New modelling by Covid-19 Modelling Aotearoa suggests that testing with Rapid Antigen Tests before ending isolation for confirmed cases of Covid-19 would significantly decrease the risk of onward transmission, while allowing many people to isolate for shorter periods.

Executive summary

  • Isolating confirmed cases while infectious is an important way of reducing transmission of infectious diseases. Because the infectious period of most diseases varies between people, matching this period to an ideal isolation period is difficult. Doing so requires balancing the impact that isolation has on individuals and the community with the risk of avoidable onward infections if people are released from isolation while still infectious. Rapid antigen tests (RATs) have been suggested as a way to help identify cases who are still infectious and to better target isolation requirements. We extend the approach used by the UKHSA to investigate the impact of different isolation periods and test-to-release conditions for SARS-CoV-2.
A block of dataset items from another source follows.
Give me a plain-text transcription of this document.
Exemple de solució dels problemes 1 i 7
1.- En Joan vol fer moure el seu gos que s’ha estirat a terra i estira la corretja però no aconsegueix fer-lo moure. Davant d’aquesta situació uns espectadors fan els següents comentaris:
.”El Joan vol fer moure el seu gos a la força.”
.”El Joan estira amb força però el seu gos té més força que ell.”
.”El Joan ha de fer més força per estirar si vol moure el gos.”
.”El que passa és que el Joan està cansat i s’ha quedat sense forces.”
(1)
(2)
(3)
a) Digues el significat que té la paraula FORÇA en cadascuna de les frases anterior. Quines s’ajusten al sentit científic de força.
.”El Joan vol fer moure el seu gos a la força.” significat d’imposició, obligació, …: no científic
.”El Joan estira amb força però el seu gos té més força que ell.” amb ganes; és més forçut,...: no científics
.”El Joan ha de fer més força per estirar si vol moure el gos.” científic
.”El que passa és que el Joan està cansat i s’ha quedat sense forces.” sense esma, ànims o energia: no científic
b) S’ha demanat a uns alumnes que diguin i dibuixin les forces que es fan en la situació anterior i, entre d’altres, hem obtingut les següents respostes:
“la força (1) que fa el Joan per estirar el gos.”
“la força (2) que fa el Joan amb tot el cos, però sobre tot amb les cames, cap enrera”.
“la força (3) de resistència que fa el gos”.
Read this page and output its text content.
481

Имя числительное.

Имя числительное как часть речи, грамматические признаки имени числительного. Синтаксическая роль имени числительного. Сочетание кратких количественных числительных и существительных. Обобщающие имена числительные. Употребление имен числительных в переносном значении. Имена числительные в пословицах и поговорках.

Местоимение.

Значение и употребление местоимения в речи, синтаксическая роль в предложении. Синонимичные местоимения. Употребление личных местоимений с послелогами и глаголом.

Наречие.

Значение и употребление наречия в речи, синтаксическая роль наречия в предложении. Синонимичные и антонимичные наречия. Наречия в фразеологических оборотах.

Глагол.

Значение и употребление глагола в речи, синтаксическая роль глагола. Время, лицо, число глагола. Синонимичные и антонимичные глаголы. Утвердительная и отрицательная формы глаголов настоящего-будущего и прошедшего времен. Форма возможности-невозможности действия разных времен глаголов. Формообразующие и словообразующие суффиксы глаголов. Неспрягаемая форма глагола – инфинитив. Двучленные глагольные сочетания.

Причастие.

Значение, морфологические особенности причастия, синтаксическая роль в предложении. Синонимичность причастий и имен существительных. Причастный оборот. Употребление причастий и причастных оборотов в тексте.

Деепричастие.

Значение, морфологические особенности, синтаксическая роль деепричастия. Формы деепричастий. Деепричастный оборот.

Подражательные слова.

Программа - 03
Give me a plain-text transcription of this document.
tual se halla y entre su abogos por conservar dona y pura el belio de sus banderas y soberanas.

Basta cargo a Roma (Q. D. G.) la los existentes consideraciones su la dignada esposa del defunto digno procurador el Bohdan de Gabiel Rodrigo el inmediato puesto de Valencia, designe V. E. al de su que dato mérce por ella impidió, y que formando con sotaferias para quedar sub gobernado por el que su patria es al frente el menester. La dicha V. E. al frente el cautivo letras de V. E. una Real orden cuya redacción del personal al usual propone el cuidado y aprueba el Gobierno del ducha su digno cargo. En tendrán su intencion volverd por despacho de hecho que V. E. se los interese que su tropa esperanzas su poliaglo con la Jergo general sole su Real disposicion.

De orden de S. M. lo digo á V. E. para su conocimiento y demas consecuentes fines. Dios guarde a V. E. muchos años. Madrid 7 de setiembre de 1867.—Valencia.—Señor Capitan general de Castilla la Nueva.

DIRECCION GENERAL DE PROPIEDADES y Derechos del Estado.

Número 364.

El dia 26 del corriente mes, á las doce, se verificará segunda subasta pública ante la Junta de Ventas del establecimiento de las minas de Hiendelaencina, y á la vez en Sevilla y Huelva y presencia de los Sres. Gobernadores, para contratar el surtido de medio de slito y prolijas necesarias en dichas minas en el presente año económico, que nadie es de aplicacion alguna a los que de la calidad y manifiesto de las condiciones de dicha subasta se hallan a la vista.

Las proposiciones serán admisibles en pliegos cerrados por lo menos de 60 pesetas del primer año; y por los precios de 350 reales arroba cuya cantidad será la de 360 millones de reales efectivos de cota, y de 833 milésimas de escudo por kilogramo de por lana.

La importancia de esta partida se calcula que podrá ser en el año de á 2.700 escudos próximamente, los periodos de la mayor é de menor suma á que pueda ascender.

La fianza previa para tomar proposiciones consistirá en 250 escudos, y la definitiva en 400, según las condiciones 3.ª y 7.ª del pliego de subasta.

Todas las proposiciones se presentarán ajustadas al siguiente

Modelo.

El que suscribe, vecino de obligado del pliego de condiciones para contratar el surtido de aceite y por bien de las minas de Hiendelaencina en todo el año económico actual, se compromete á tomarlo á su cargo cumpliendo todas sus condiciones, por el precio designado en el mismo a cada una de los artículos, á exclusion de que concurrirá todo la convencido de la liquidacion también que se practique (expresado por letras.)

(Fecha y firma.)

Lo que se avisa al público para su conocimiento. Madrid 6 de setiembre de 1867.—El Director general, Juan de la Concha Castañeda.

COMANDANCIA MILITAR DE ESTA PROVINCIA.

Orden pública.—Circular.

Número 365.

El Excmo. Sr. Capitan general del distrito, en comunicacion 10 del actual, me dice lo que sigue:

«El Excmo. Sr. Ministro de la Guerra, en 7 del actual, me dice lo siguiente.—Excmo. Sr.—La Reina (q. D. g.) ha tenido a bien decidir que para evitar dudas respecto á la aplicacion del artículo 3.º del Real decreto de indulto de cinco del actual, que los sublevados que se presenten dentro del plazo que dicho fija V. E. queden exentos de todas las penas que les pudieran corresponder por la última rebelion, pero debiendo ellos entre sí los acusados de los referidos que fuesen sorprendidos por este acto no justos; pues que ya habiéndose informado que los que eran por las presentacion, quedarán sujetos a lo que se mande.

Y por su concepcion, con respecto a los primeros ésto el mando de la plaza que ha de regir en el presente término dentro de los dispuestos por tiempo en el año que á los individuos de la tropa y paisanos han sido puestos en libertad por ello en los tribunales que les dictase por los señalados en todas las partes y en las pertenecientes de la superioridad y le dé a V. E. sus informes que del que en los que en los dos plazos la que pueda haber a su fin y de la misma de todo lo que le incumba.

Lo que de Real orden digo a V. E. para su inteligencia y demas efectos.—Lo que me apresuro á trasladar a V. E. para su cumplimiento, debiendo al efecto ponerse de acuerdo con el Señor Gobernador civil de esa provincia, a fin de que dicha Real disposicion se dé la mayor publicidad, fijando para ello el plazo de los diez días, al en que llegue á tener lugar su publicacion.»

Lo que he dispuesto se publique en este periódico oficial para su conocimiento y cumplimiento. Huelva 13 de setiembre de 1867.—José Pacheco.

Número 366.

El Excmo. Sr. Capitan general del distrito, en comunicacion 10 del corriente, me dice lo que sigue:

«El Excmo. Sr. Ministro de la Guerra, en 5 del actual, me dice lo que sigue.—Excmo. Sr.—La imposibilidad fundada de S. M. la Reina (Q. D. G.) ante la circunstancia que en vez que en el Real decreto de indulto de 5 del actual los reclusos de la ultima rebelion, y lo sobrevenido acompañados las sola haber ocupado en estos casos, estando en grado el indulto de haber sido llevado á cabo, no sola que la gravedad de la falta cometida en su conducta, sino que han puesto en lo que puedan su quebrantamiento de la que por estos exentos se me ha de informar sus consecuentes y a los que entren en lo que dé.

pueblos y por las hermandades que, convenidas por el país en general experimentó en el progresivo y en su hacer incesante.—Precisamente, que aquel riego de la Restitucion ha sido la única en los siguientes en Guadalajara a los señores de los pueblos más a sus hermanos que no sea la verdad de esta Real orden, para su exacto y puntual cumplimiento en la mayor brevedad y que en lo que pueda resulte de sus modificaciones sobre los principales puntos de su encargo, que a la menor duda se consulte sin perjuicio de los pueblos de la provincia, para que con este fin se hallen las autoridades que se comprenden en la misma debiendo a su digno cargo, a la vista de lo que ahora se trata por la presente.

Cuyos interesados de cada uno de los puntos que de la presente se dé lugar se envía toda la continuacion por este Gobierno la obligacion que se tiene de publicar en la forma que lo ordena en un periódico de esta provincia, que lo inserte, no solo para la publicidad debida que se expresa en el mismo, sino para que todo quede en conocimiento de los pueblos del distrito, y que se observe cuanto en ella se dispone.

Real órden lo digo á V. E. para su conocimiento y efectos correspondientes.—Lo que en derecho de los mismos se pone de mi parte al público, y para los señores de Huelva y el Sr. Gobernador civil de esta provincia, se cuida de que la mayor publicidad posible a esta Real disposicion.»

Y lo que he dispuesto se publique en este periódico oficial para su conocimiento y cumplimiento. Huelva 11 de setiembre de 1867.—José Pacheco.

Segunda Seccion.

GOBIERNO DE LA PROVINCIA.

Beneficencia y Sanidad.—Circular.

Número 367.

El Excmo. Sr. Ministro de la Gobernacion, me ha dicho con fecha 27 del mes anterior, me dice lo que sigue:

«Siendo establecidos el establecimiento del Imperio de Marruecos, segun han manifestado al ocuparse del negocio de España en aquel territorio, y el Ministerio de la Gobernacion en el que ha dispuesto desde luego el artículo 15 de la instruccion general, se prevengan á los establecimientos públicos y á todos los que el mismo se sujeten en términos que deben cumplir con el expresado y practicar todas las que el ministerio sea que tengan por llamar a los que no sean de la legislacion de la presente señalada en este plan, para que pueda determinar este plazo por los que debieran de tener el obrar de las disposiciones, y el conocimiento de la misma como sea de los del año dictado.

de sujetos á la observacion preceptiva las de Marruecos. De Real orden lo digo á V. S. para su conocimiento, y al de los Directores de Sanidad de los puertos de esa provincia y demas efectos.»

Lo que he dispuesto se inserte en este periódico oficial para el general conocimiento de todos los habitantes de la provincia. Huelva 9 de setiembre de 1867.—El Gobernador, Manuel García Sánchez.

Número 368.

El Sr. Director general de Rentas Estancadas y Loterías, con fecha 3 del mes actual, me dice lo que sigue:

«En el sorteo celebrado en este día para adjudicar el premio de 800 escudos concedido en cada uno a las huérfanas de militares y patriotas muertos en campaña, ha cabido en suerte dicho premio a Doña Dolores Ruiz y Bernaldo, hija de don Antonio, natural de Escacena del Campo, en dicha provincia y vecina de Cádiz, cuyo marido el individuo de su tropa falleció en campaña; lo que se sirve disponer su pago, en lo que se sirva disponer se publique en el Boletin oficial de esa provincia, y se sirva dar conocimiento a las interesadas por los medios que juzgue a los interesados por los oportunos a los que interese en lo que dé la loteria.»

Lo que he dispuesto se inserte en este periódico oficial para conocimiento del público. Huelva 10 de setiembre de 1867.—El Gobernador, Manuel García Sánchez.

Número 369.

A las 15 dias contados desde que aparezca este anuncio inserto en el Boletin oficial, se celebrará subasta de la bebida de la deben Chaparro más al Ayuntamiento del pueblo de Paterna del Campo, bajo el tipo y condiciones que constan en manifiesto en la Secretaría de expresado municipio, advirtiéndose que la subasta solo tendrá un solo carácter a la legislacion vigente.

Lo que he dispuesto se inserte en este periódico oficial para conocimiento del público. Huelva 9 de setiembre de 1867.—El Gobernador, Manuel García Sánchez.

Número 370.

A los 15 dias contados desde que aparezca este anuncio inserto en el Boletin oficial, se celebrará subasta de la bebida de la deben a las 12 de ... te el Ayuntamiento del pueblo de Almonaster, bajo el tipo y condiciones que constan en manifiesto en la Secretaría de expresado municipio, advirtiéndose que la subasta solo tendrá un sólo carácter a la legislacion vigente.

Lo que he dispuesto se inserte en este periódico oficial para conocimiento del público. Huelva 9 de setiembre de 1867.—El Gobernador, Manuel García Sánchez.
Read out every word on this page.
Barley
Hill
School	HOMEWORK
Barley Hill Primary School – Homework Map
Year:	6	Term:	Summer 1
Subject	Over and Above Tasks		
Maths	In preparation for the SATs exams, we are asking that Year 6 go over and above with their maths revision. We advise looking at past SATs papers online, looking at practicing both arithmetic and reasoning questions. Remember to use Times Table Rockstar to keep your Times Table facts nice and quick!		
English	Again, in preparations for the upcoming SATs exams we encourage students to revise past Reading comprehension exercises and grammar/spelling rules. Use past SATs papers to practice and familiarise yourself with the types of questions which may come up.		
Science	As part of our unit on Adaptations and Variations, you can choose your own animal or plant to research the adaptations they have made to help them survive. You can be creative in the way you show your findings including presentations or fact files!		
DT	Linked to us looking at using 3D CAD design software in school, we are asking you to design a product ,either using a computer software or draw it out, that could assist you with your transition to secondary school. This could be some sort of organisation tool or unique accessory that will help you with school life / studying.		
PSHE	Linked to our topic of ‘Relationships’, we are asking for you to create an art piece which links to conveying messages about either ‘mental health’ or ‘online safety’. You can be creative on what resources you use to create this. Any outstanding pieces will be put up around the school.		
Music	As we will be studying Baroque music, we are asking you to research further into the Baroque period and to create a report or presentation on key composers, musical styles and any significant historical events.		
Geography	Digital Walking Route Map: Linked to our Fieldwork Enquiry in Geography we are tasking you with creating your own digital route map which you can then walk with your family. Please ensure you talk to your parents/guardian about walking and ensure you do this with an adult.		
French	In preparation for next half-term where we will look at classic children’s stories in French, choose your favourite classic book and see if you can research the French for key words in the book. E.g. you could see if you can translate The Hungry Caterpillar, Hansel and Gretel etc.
  • Our results suggest that introducing a test-to-release criterion, in conjunction with minimum and maximum isolation lengths, offers the opportunity to appreciably reduce the risk of onward transmission, while resulting in only minor increases in the average time spent in isolation. Adding a one (or two) test-to-release policy to Aotearoa New Zealand’s current 7 day isolation policy (with a maximum isolation period of 10 days), is expected to lead to a reduction in the number of cases still infectious after release of 40% (or 60%), while the average isolation period will increase by only by 0.3 (or 0.6) days.
  • Alternatively, for a scenario with a minimum isolation period of only 5 days, but using a two test-to-release policy with a maximum isolation period of 10 days, results in an expected decrease in risk, relative to the current policy, as well as a decrease in the overall time spent in isolation for confirmed cases. This policy results in a 40% reduction in the number of cases infectious at release and hours infectious post-release. It is also expected to deliver a 8% decrease in the total hours spent in isolation for confirmed cases, but a 20% decrease in the total number of excess hours spent in isolation by cases that are no longer infectious.
  • The results above use a conservative 75% value for the assumed sensitivity of rapid antigen tests, and a short value for the assumed duration of mean infectious period. If the simulations are repeated with parameter values that use a higher rapid antigen test sensitivity and a longer mean infectious period — in line with recent literature — then we find that the benefits of test-to-release as part of an isolation regime are even greater.